Ashley Fabio of Grand Island knows all too well what it's like to live with cystic fibrosis, a progressive genetic disease with no cure that causes persistent lung infections.

Some have compared cystic fibrosis to breathing through a straw.

Since 2007, when Fabio graduated high school, she has been hospitalized every three months for two weeks at a time. She receives IV treatments of antibiotics three times a day, for 45 minutes to an hour, and undergoes breathing treatments four times a day for 30 minutes at a time.

Fabio also takes about 20 pills a day to help with her breathing condition. Still, she is encouraged by recent medical breakthroughs.

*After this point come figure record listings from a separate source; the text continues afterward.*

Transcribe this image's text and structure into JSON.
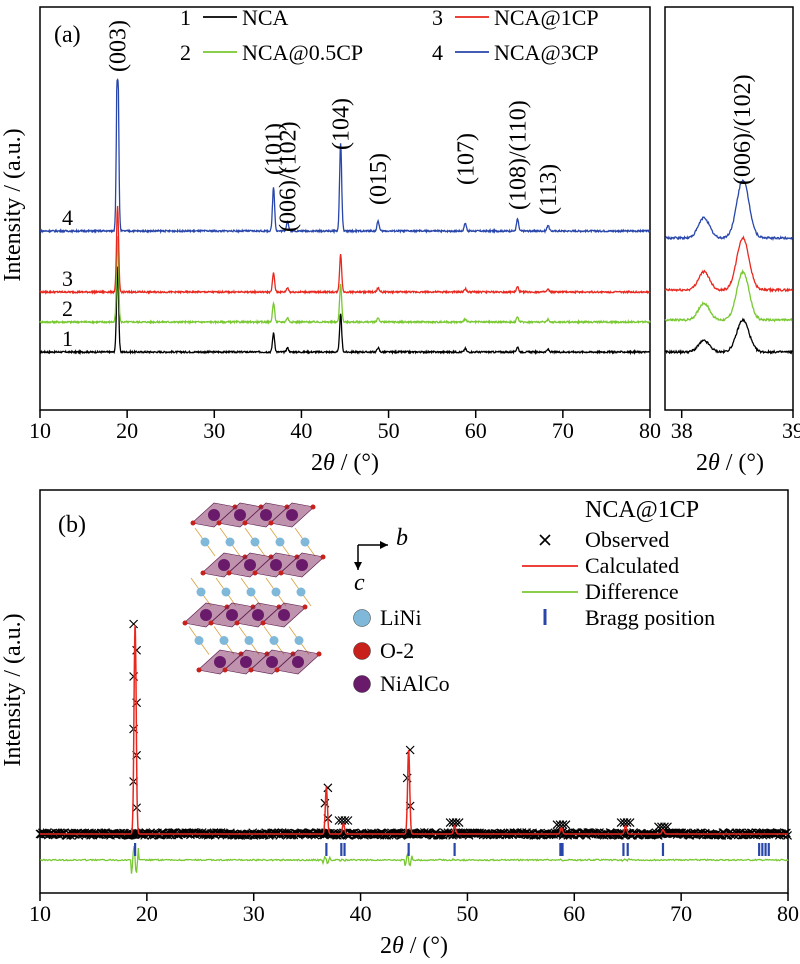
{
  "chart_data": [
    {
      "panel_label": "(a)",
      "type": "line",
      "ylabel": "Intensity / (a.u.)",
      "xlabel_prefix": "2",
      "xlabel_symbol": "θ",
      "xlabel_suffix": " / (°)",
      "xlim": [
        10,
        80
      ],
      "xticks": [
        10,
        20,
        30,
        40,
        50,
        60,
        70,
        80
      ],
      "legend": [
        {
          "num": "1",
          "name": "NCA",
          "color": "#000000"
        },
        {
          "num": "2",
          "name": "NCA@0.5CP",
          "color": "#78c832"
        },
        {
          "num": "3",
          "name": "NCA@1CP",
          "color": "#e8281e"
        },
        {
          "num": "4",
          "name": "NCA@3CP",
          "color": "#2846aa"
        }
      ],
      "series_labels": [
        "1",
        "2",
        "3",
        "4"
      ],
      "peaks": [
        {
          "x": 18.9,
          "label": "(003)",
          "h": 1.0
        },
        {
          "x": 36.8,
          "label": "(101)",
          "h": 0.22
        },
        {
          "x": 38.4,
          "label": "(006)/(102)",
          "h": 0.05
        },
        {
          "x": 44.5,
          "label": "(104)",
          "h": 0.44
        },
        {
          "x": 48.8,
          "label": "(015)",
          "h": 0.05
        },
        {
          "x": 58.8,
          "label": "(107)",
          "h": 0.04
        },
        {
          "x": 64.8,
          "label": "(108)/(110)",
          "h": 0.06
        },
        {
          "x": 68.3,
          "label": "(113)",
          "h": 0.03
        }
      ]
    },
    {
      "panel_label": "",
      "type": "line",
      "xlabel_prefix": "2",
      "xlabel_symbol": "θ",
      "xlabel_suffix": " / (°)",
      "xlim": [
        37.85,
        39.0
      ],
      "xticks": [
        38,
        39
      ],
      "annotation": "(006)/(102)",
      "peaks": [
        {
          "x": 38.2,
          "h": 0.35
        },
        {
          "x": 38.55,
          "h": 1.0
        }
      ]
    },
    {
      "panel_label": "(b)",
      "type": "scatter",
      "ylabel": "Intensity / (a.u.)",
      "xlabel_prefix": "2",
      "xlabel_symbol": "θ",
      "xlabel_suffix": " / (°)",
      "xlim": [
        10,
        80
      ],
      "xticks": [
        10,
        20,
        30,
        40,
        50,
        60,
        70,
        80
      ],
      "legend_title": "NCA@1CP",
      "legend": [
        {
          "name": "Observed",
          "marker": "×",
          "color": "#000000"
        },
        {
          "name": "Calculated",
          "marker": "line",
          "color": "#e8281e"
        },
        {
          "name": "Difference",
          "marker": "line",
          "color": "#78c832"
        },
        {
          "name": "Bragg position",
          "marker": "|",
          "color": "#2846aa"
        }
      ],
      "inset_axes": {
        "b": "b",
        "c": "c"
      },
      "inset_legend": [
        {
          "name": "LiNi",
          "color": "#7fb8d8"
        },
        {
          "name": "O-2",
          "color": "#c8201a"
        },
        {
          "name": "NiAlCo",
          "color": "#6a1a6a"
        }
      ],
      "peaks": [
        {
          "x": 18.9,
          "h": 1.0
        },
        {
          "x": 36.8,
          "h": 0.22
        },
        {
          "x": 38.4,
          "h": 0.05
        },
        {
          "x": 44.5,
          "h": 0.4
        },
        {
          "x": 48.8,
          "h": 0.04
        },
        {
          "x": 58.8,
          "h": 0.03
        },
        {
          "x": 64.8,
          "h": 0.04
        },
        {
          "x": 68.3,
          "h": 0.02
        }
      ],
      "bragg_positions": [
        18.9,
        36.8,
        38.2,
        38.5,
        44.5,
        48.8,
        58.7,
        58.9,
        64.6,
        65.0,
        68.3,
        77.3,
        77.6,
        77.9,
        78.2
      ]
    }
  ]
}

"We have had a lot of drug developments in the last few years," she said. "The researchers have come a long way. They still have a way to go, but it is helping a lot of patients stay out of the hospital."

This weekend, the Cystic Fibrosis Foundation will hold its "Great Strides" 5K walk. On Saturday, the walk will depart from the Nichols School in Buffalo and Veterans Park in Tonawanda. On Sunday, walks will be held in Island Park in Amherst, Yates Park in Orchard Park and Widewaters Park Pavilion in Lockport. Check-in starts at 10 a.m., with the walk beginning at 11 a.m.

There is no registration fee or preregistration required. Donations are welcomed. For more information, call 204-2535 or email west-ny@cff.org.

"Just like one inherits blue eyes or brown eyes, one can inherit a defective cystic fibrosis gene," said Gia Coone, executive director of the Cystic Fibrosis Foundation for Western New York.

More than 30,000 people have the condition in the United States, with over half age 18 or older. Coone said lifespans are increasing because of research.

"Children once rarely made it past elementary school. Now, because of the work of the foundation, we see people grow into adult age," she said. "The median age is around 40, and we are pushing that with the research we're doing."

Coone recently received a photograph of a grandfather holding his first grandchild.

"This was someone who years ago would not have been able to lead a full life," she said. "Walks like ours fuel the science that make these advancements possible."